Una manera distinta de entender el derecho a la vida es interpretar que se trata de un derecho de libre disposición y que exige un hacer positivo por parte del Estado; sería semejante al derecho a la cultura que, por un lado, implica (a diferencia del derecho a la educación) que somos libres de acceder o no a la cultura y que el Estado no sólo no debe impedir nuestros cursos de acción en este sentido, sino que debe también poner los medios para facilitárnoslos.
En fin, una variante de la anterior posición consiste en sostener que la «libre disposición» supone que se tiene derecho a vivir o a morir, pero de la vida no se puede disponer como se dispone de la propiedad. El propietario puede transmitir a otro su derecho sobre un determinado objeto, pero un individuo no puede trasmitir su derecho a morir o a vivir. En esto, el derecho a la vida se asemejaría al derecho de voto o al derecho a elegir una determinada religión.

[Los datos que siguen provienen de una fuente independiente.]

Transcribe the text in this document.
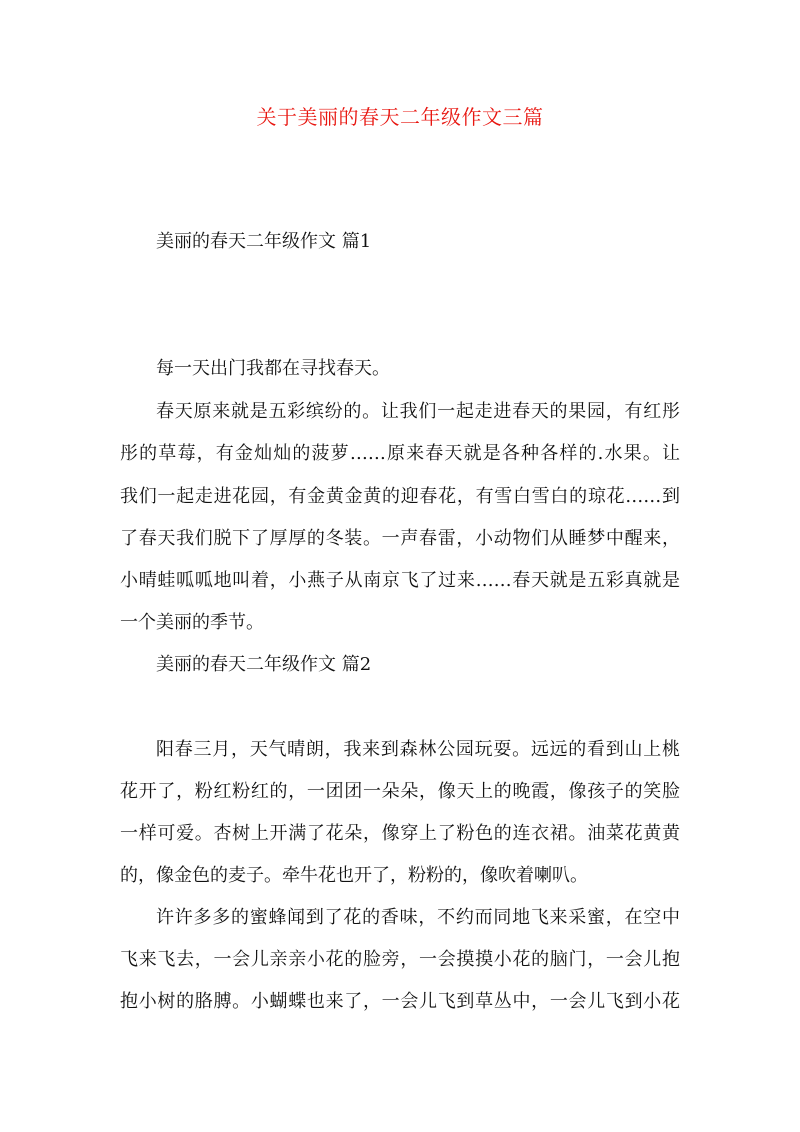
关于美丽的春天二年级作文三篇
美丽的春天二年级作文 篇1
每一天出门我都在寻找春天。
春天原来就是五彩缤纷的。让我们一起走进春天的果园，有红彤
彤的草莓，有金灿灿的菠萝……原来春天就是各种各样的.水果。让
我们一起走进花园，有金黄金黄的迎春花，有雪白雪白的琼花……到
了春天我们脱下了厚厚的冬装。一声春雷，小动物们从睡梦中醒来，
小晴蛙呱呱地叫着，小燕子从南京飞了过来……春天就是五彩真就是
一个美丽的季节。
美丽的春天二年级作文 篇2
阳春三月，天气晴朗，我来到森林公园玩耍。远远的看到山上桃
花开了，粉红粉红的，一团团一朵朵，像天上的晚霞，像孩子的笑脸
一样可爱。杏树上开满了花朵，像穿上了粉色的连衣裙。油菜花黄黄
的，像金色的麦子。牵牛花也开了，粉粉的，像吹着喇叭。
许许多多的蜜蜂闻到了花的香味，不约而同地飞来采蜜，在空中
飞来飞去，一会儿亲亲小花的脸旁，一会摸摸小花的脑门，一会儿抱
抱小树的胳膊。小蝴蝶也来了，一会儿飞到草丛中，一会儿飞到小花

Como se ve, la justificación de la huelga de hambre, cuando esa acción supone poner en peligro la vida, solo es posible si se sostiene alguna de las dos últimas posturas, o sea, si se acepta que existe algo así como un «derecho a morir» y que el valor de la autonomía personal está por encima del de la vida.
Bibliografía:
ATIENZA, Manuel, Tras la justicia. Una introducción al derecho y al razonamiento jurídico (cap. 4), Ariel, Barcelona, 1993; DÍEZ RIPOLLÉS, José Luis; «La huelga de hambre en el ámbito penitenciario», en Cuadernos de política criminal, núm. 30, 1986, págs. 603-659; GIMBERNAT, José Antonio; «Consideraciones éticas en torno a la huelga de hambre de los «GRAPO», en Jueces para la democracia, núm. 9, 1990, págs. 40-41; HOHFELD, WESLEY N., Conceptos jurídicos fundamentales (trad. de G. Carrió), Centro Editor de América Latina, Buenos Aires, 1968; JUANATEY, Carmen, Derecho, suicidio y eutanasia, Ministerio de Justicia e Interior, Madrid, 1994; RUIZ MIGUEL, Alfonso, «Autonomía individual y derecho a la propia vida (Un análisis filosófico-jurídico)», en Revista del Centro de Estudios Constitucionales, núm. 14, enero-abril 1993, págs. 135-165.